For months now, certain smaller motherboard manufacturers have been hyping up PCI Express 3.0 compatibility and benefits to ignorant users, even going to the point of bashing one another with libelous advertisements (lol hammer smash motherboards into bits). Since the latest Intel's Sandy Bridge-E processors and AMD's Radeon HD 7970 officially supports the new signalling standard, we put that to the test to see if it does improve things.
The following is rephrased and quoted from Wikipedia's PCI Express entry:
The much delayed PCIe 3.0 standard is supposed to bring signal transfer bitrates to 8GT/s (double that of PCIe 2.0) and a number of optimizations for enhanced signaling and data integrity, including transmitter and receiver equalization, PLL improvements, clock data recovery, and channel enhancements for currently supported topologies
Updated Notes:
Sandy Bridge-E/X79 does support PCIe 3.0, but it is not officially validated by PCI-SIG yet
We did use the latest 1004/1005 BIOS for the Rampage IV Extreme which has latest CPU Microcode and PCIe 3.0 fixes
We've now thrown in LuxMark (OpenCL transfer intensive benchmark) in the screenshots below, which still shows the same results (minicule difference).

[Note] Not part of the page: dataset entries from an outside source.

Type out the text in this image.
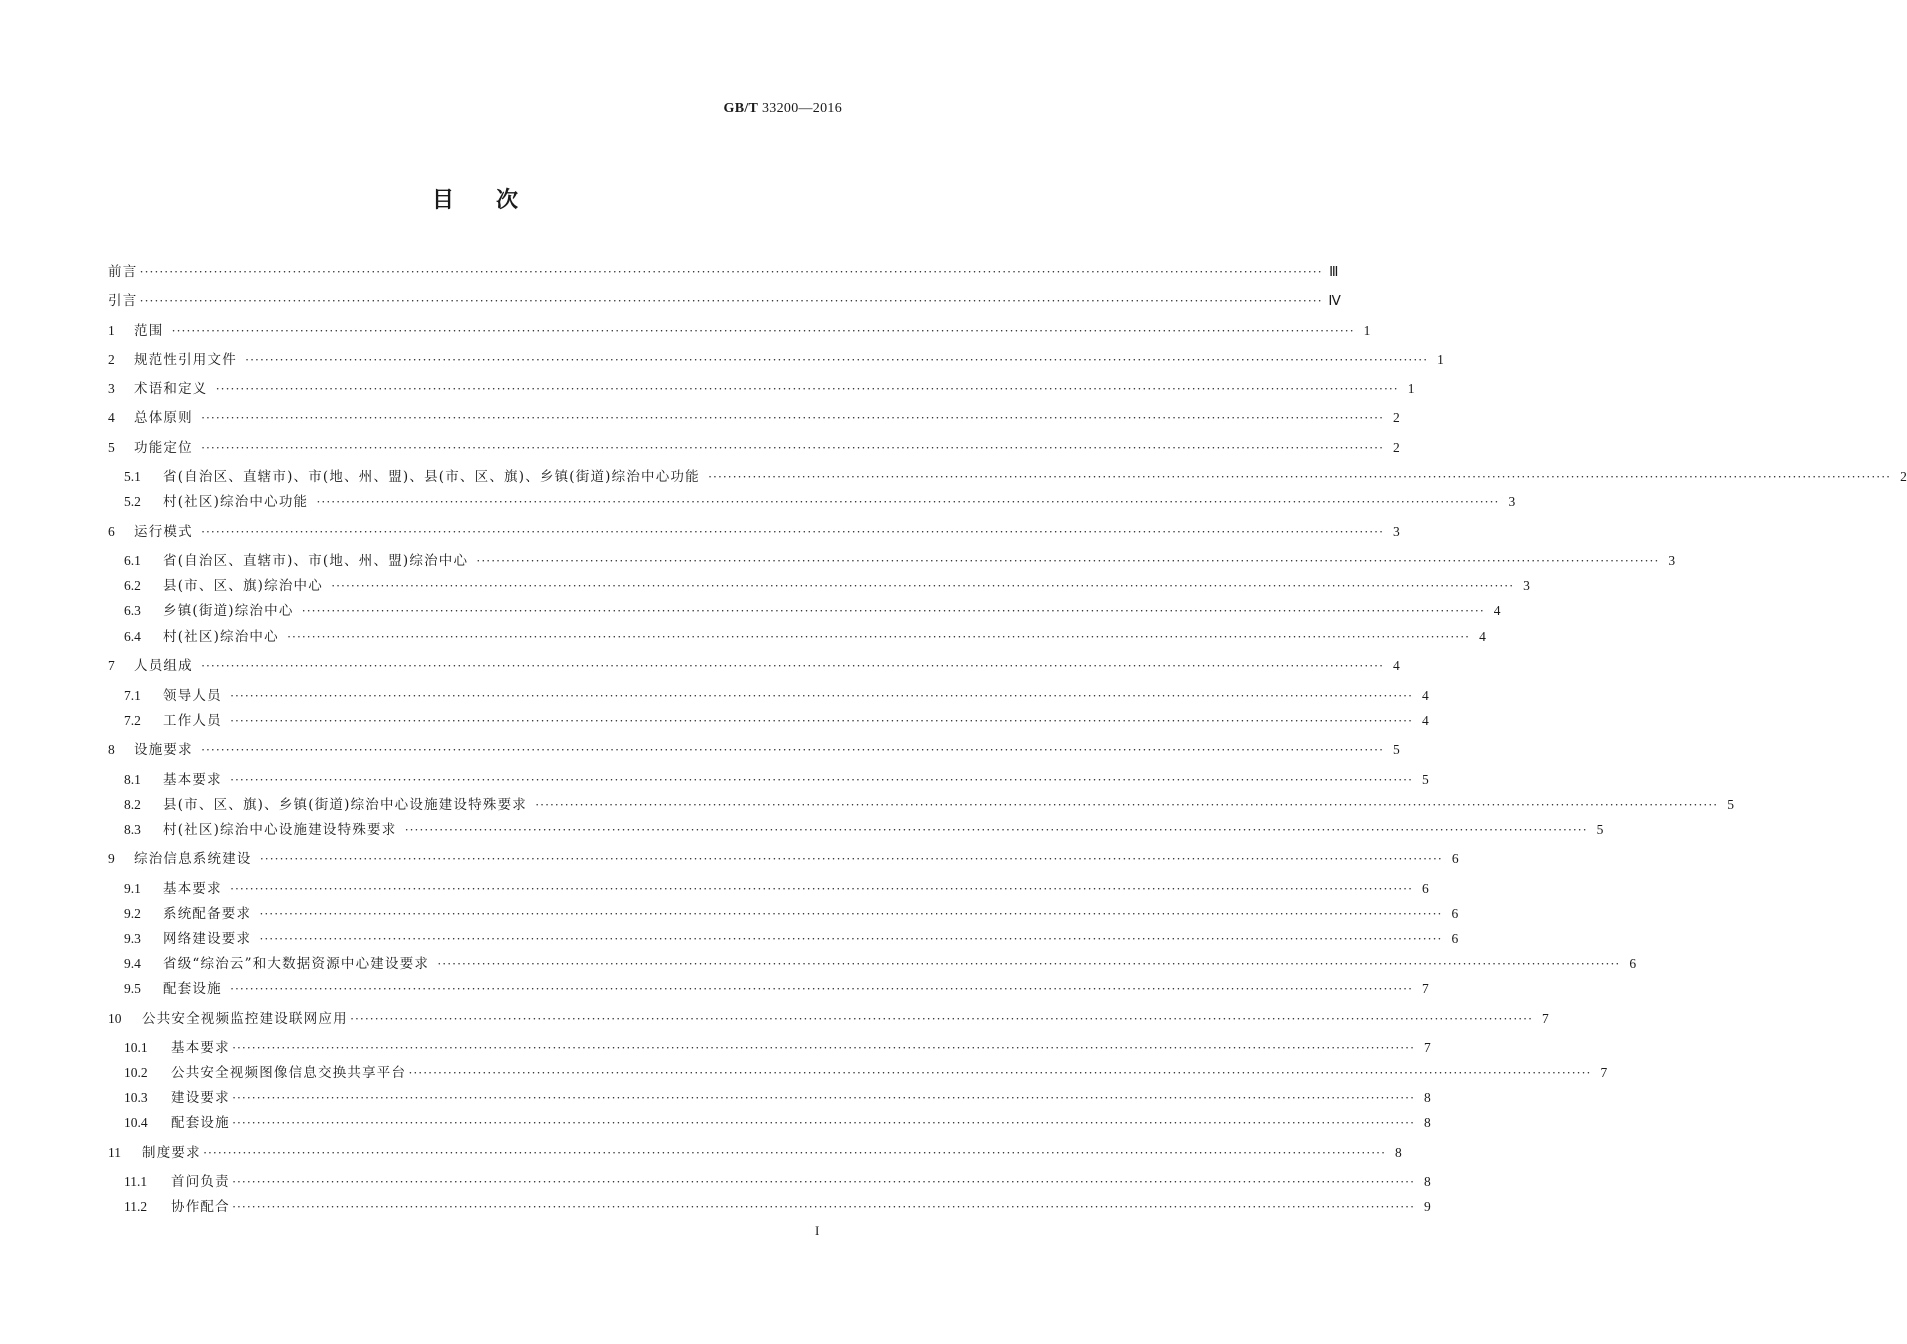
GB/T 33200—2016
目次
前言 ················································································································································································································································ Ⅲ
引言 ················································································································································································································································ Ⅳ
1	范围 ················································································································································································································································ 1
2	规范性引用文件 ················································································································································································································································ 1
3	术语和定义 ················································································································································································································································ 1
4	总体原则 ················································································································································································································································ 2
5	功能定位 ················································································································································································································································ 2
5.1	省(自治区、直辖市)、市(地、州、盟)、县(市、区、旗)、乡镇(街道)综治中心功能 ················································································································································································································································ 2
5.2	村(社区)综治中心功能 ················································································································································································································································ 3
6	运行模式 ················································································································································································································································ 3
6.1	省(自治区、直辖市)、市(地、州、盟)综治中心 ················································································································································································································································ 3
6.2	县(市、区、旗)综治中心 ················································································································································································································································ 3
6.3	乡镇(街道)综治中心 ················································································································································································································································ 4
6.4	村(社区)综治中心 ················································································································································································································································ 4
7	人员组成 ················································································································································································································································ 4
7.1	领导人员 ················································································································································································································································ 4
7.2	工作人员 ················································································································································································································································ 4
8	设施要求 ················································································································································································································································ 5
8.1	基本要求 ················································································································································································································································ 5
8.2	县(市、区、旗)、乡镇(街道)综治中心设施建设特殊要求 ················································································································································································································································ 5
8.3	村(社区)综治中心设施建设特殊要求 ················································································································································································································································ 5
9	综治信息系统建设 ················································································································································································································································ 6
9.1	基本要求 ················································································································································································································································ 6
9.2	系统配备要求 ················································································································································································································································ 6
9.3	网络建设要求 ················································································································································································································································ 6
9.4	省级“综治云”和大数据资源中心建设要求 ················································································································································································································································ 6
9.5	配套设施 ················································································································································································································································ 7
10	公共安全视频监控建设联网应用 ················································································································································································································································ 7
10.1	基本要求 ················································································································································································································································ 7
10.2	公共安全视频图像信息交换共享平台 ················································································································································································································································ 7
10.3	建设要求 ················································································································································································································································ 8
10.4	配套设施 ················································································································································································································································ 8
11	制度要求 ················································································································································································································································ 8
11.1	首问负责 ················································································································································································································································ 8
11.2	协作配合 ················································································································································································································································ 9
I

For our upcoming Crossfire review, we will include F@H and Bitcoin benchmarks. If there are any other compute heavy benchmarks you would like to see, put them in the comments section below
An AMD rep got in touch with us - to verify the active PCIe signalling standard, simply run a PCI Configuration Space Viewer like R/W and look for the 0x88 offset. Values are 0x1 = 1.0 speed, 0x2 = 2.0 speed, 0x3 = 3.0, speed 0x0 = undefined
The BIOS on our favourite ASUS Rampage IV Extreme (X79) allowed us to select the PCIe signalling standard for our tests (Editor's note: yes we did use the latest 1004 bios which has the CPU Microcode and PCIe 3.0 fixes)
PCIe 3.0 Benchmarks:
PCIe 2.0 Benchmarks:
Our conclusions? Only a <1% miniscule benefit thanks to tighter clock timings and PLL improvements - today's high end GPU like the HD7970 and GTX590 barely even saturates PCIe x8 lanes (4GB/s). Perhaps we might see a different story with decent solid state storage controllers and CPU interconnects.